My DH immediately started playing with the recipe and it is pretty different from the original now. It is delicious because of the way the spices play together with the ingredients, and that is mostly the same as the original recipe. Most of the work is in chopping up ingredients. Yes, it takes more than a day to make correctly, but it is worth it.
Mike's Macaroni Salad
1 (16-ounce) package salad macaroni (or ditali pasta)
1 cup celery, diced
1/2 cup red onion, diced
1/2 cup yellow or white onion, diced
1 cup medium cheddar, diced
1 cup Swiss cheese, diced
1/2 cup freshly grated Parmesano Reggiano
1 cup sweet pickles, diced (bread 'n butter work well)
1 cup ham diced
1 can drained sweet peas
1 to 2 tablespoons Lowry's garlic salt
1 to 2 tablespoons fresh minced garlic
1/2 teaspoon ground white pepper
1 to 2 teaspoons freshly ground black pepper
1/2 teaspoon cayenne pepper
1/2 teaspoon dry mustard
1/2 teaspoon celery salt
1 to 1 1/2 cups mayonnaise/miracle whip (a 50/50 mixture is best)

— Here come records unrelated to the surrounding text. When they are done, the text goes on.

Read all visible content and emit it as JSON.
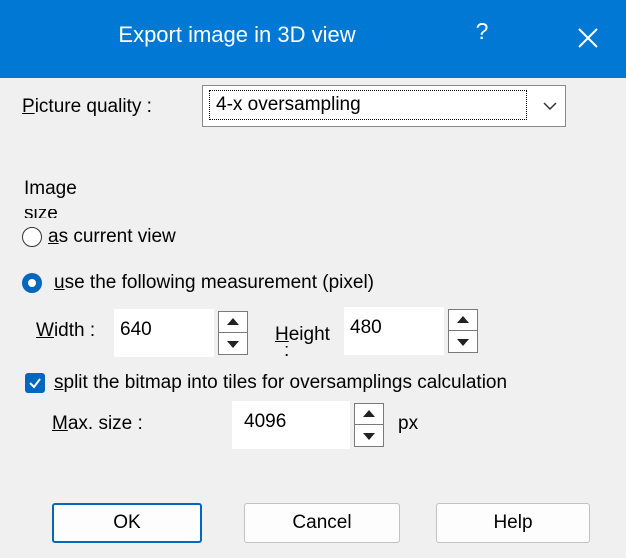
{
  "window": {
    "title": "Export image in 3D view",
    "help_glyph": "?",
    "close_icon": "close-icon",
    "accent_color": "#0078d4"
  },
  "picture_quality": {
    "label_prefix": "P",
    "label_rest": "icture quality :",
    "selected": "4-x oversampling"
  },
  "image_size": {
    "group_label": "Image",
    "group_label_cont": "size",
    "option_current": {
      "underlined": "a",
      "rest": "s current view",
      "selected": false
    },
    "option_measure": {
      "underlined": "u",
      "rest": "se the following measurement (pixel)",
      "selected": true
    }
  },
  "width": {
    "label_underlined": "W",
    "label_rest": "idth :",
    "value": "640"
  },
  "height": {
    "label_underlined": "H",
    "label_rest": "eight",
    "label_cont": ":",
    "value": "480"
  },
  "tiles": {
    "checked": true,
    "label_underlined": "s",
    "label_rest": "plit the bitmap into tiles for oversamplings calculation"
  },
  "max_size": {
    "label_underlined": "M",
    "label_rest": "ax. size :",
    "value": "4096",
    "unit": "px"
  },
  "buttons": {
    "ok": "OK",
    "cancel": "Cancel",
    "help": "Help"
  }
}
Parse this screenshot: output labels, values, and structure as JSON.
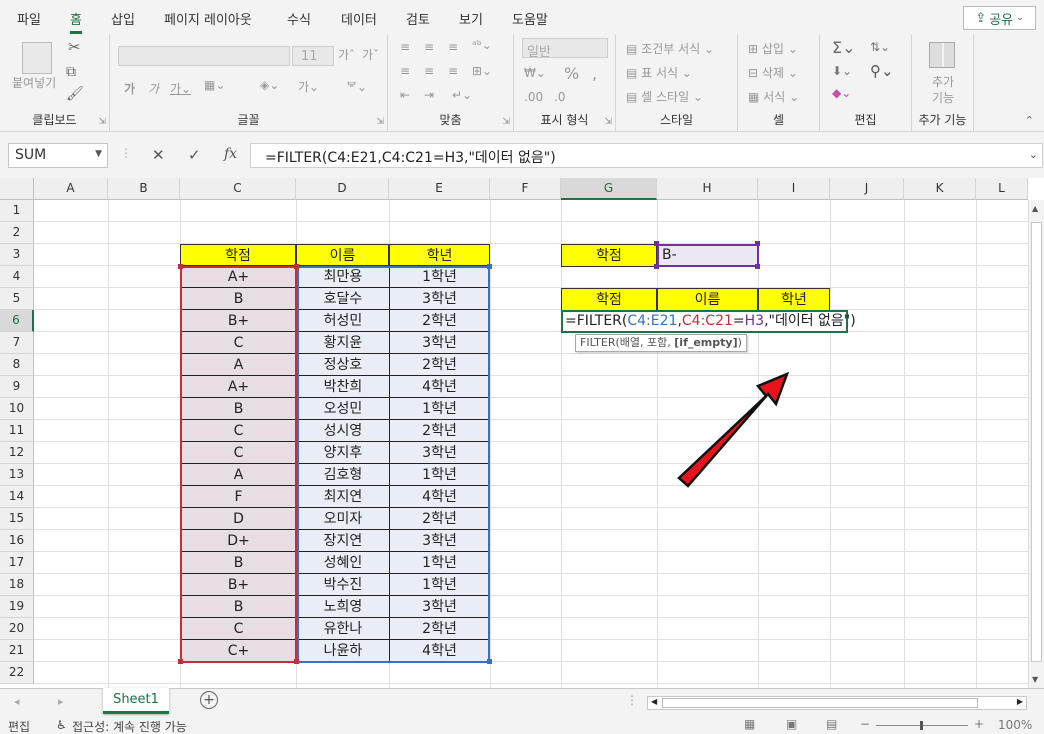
{
  "tabs": [
    "파일",
    "홈",
    "삽입",
    "페이지 레이아웃",
    "수식",
    "데이터",
    "검토",
    "보기",
    "도움말"
  ],
  "share_label": "공유",
  "ribbon": {
    "clipboard_label": "클립보드",
    "paste_label": "붙여넣기",
    "font_label": "글꼴",
    "font_size": "11",
    "align_label": "맞춤",
    "number_label": "표시 형식",
    "number_format": "일반",
    "styles_label": "스타일",
    "cond_format": "조건부 서식",
    "table_format": "표 서식",
    "cell_styles": "셀 스타일",
    "cells_label": "셀",
    "insert": "삽입",
    "delete": "삭제",
    "format": "서식",
    "edit_label": "편집",
    "addins_label": "추가 기능",
    "addins_btn": "추가 기능"
  },
  "namebox": "SUM",
  "formula": "=FILTER(C4:E21,C4:C21=H3,\"데이터 없음\")",
  "columns": [
    "A",
    "B",
    "C",
    "D",
    "E",
    "F",
    "G",
    "H",
    "I",
    "J",
    "K",
    "L"
  ],
  "rows": [
    "1",
    "2",
    "3",
    "4",
    "5",
    "6",
    "7",
    "8",
    "9",
    "10",
    "11",
    "12",
    "13",
    "14",
    "15",
    "16",
    "17",
    "18",
    "19",
    "20",
    "21",
    "22"
  ],
  "table": {
    "headers": [
      "학점",
      "이름",
      "학년"
    ],
    "rows": [
      [
        "A+",
        "최만용",
        "1학년"
      ],
      [
        "B",
        "호달수",
        "3학년"
      ],
      [
        "B+",
        "허성민",
        "2학년"
      ],
      [
        "C",
        "황지윤",
        "3학년"
      ],
      [
        "A",
        "정상호",
        "2학년"
      ],
      [
        "A+",
        "박찬희",
        "4학년"
      ],
      [
        "B",
        "오성민",
        "1학년"
      ],
      [
        "C",
        "성시영",
        "2학년"
      ],
      [
        "C",
        "양지후",
        "3학년"
      ],
      [
        "A",
        "김호형",
        "1학년"
      ],
      [
        "F",
        "최지연",
        "4학년"
      ],
      [
        "D",
        "오미자",
        "2학년"
      ],
      [
        "D+",
        "장지연",
        "3학년"
      ],
      [
        "B",
        "성혜인",
        "1학년"
      ],
      [
        "B+",
        "박수진",
        "1학년"
      ],
      [
        "B",
        "노희영",
        "3학년"
      ],
      [
        "C",
        "유한나",
        "2학년"
      ],
      [
        "C+",
        "나윤하",
        "4학년"
      ]
    ]
  },
  "criteria": {
    "label": "학점",
    "value": "B-"
  },
  "result_headers": [
    "학점",
    "이름",
    "학년"
  ],
  "edit": {
    "p1": "=FILTER(",
    "p2": "C4:E21",
    ",1": ",",
    "p3": "C4:C21",
    "p4": "=",
    "p5": "H3",
    "p6": ",\"데이터 없음\")"
  },
  "tooltip": {
    "text": "FILTER(배열, 포함, ",
    "bold": "[if_empty]",
    "end": ")"
  },
  "sheet_tab": "Sheet1",
  "status": {
    "mode": "편집",
    "accessibility": "접근성: 계속 진행 가능",
    "zoom": "100%"
  },
  "colors": {
    "accent": "#217346",
    "header_fill": "#ffff00",
    "arrow": "#e8141b"
  }
}
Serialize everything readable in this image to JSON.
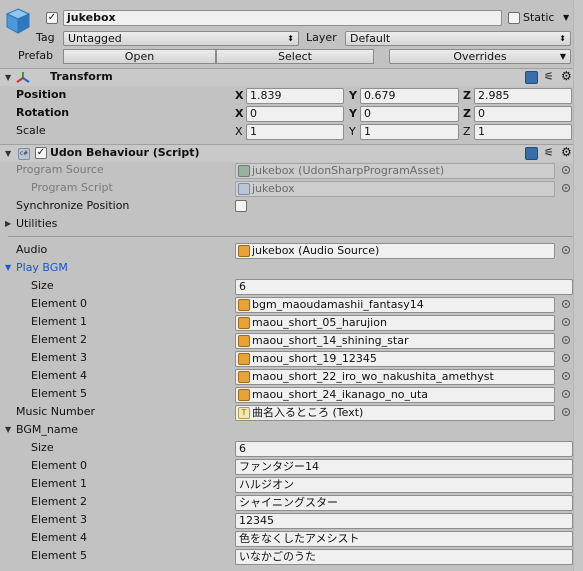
{
  "object": {
    "name": "jukebox",
    "active": true,
    "static_label": "Static",
    "static_checked": false,
    "tag_label": "Tag",
    "tag_value": "Untagged",
    "layer_label": "Layer",
    "layer_value": "Default",
    "prefab_label": "Prefab",
    "open_label": "Open",
    "select_label": "Select",
    "overrides_label": "Overrides"
  },
  "transform": {
    "title": "Transform",
    "position_label": "Position",
    "rotation_label": "Rotation",
    "scale_label": "Scale",
    "axis_x": "X",
    "axis_y": "Y",
    "axis_z": "Z",
    "position": {
      "x": "1.839",
      "y": "0.679",
      "z": "2.985"
    },
    "rotation": {
      "x": "0",
      "y": "0",
      "z": "0"
    },
    "scale": {
      "x": "1",
      "y": "1",
      "z": "1"
    }
  },
  "udon": {
    "title": "Udon Behaviour (Script)",
    "enabled": true,
    "program_source_label": "Program Source",
    "program_source_value": "jukebox (UdonSharpProgramAsset)",
    "program_script_label": "Program Script",
    "program_script_value": "jukebox",
    "sync_position_label": "Synchronize Position",
    "sync_position_checked": false,
    "utilities_label": "Utilities",
    "audio_label": "Audio",
    "audio_value": "jukebox (Audio Source)",
    "play_bgm_label": "Play BGM",
    "size_label": "Size",
    "play_bgm_size": "6",
    "play_bgm_elements": [
      {
        "label": "Element 0",
        "value": "bgm_maoudamashii_fantasy14"
      },
      {
        "label": "Element 1",
        "value": "maou_short_05_harujion"
      },
      {
        "label": "Element 2",
        "value": "maou_short_14_shining_star"
      },
      {
        "label": "Element 3",
        "value": "maou_short_19_12345"
      },
      {
        "label": "Element 4",
        "value": "maou_short_22_iro_wo_nakushita_amethyst"
      },
      {
        "label": "Element 5",
        "value": "maou_short_24_ikanago_no_uta"
      }
    ],
    "music_number_label": "Music Number",
    "music_number_value": "曲名入るところ (Text)",
    "bgm_name_label": "BGM_name",
    "bgm_name_size": "6",
    "bgm_name_elements": [
      {
        "label": "Element 0",
        "value": "ファンタジー14"
      },
      {
        "label": "Element 1",
        "value": "ハルジオン"
      },
      {
        "label": "Element 2",
        "value": "シャイニングスター"
      },
      {
        "label": "Element 3",
        "value": "12345"
      },
      {
        "label": "Element 4",
        "value": "色をなくしたアメシスト"
      },
      {
        "label": "Element 5",
        "value": "いなかごのうた"
      }
    ]
  },
  "colors": {
    "accent_blue": "#1a56c9",
    "panel": "#c2c2c2"
  }
}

Add 2 quarts of water to a medium stockpot and bring to a boil. Add macaroni and cook until it is al dente, approximately 9 minutes. Do not overcook the pasta or it will fall apart when the salad is tossed together. Rinse macaroni until cool. Drain well and let it dry out slightly.
Add pasta to a large bowl. Carefully fold in celery, onion, cheddar, Swiss cheese, Parmesan, pickles, ham, and sweet peas. Refrigerate the mixture, uncovered, overnight (the flavors are much better if overnight) (refrigerate at least 2 hours).
Mix the garlic salt, minced garlic, white pepper, black pepper, cayenne pepper, dry mustard and celery salt together. Add to salad. Fold in 1 cup of mayo/miracle whip mixture to start. Add up to a 1/2 cup more of mayo/miracle whip if needed. Refrigerate again for 30 minutes to 1 hour.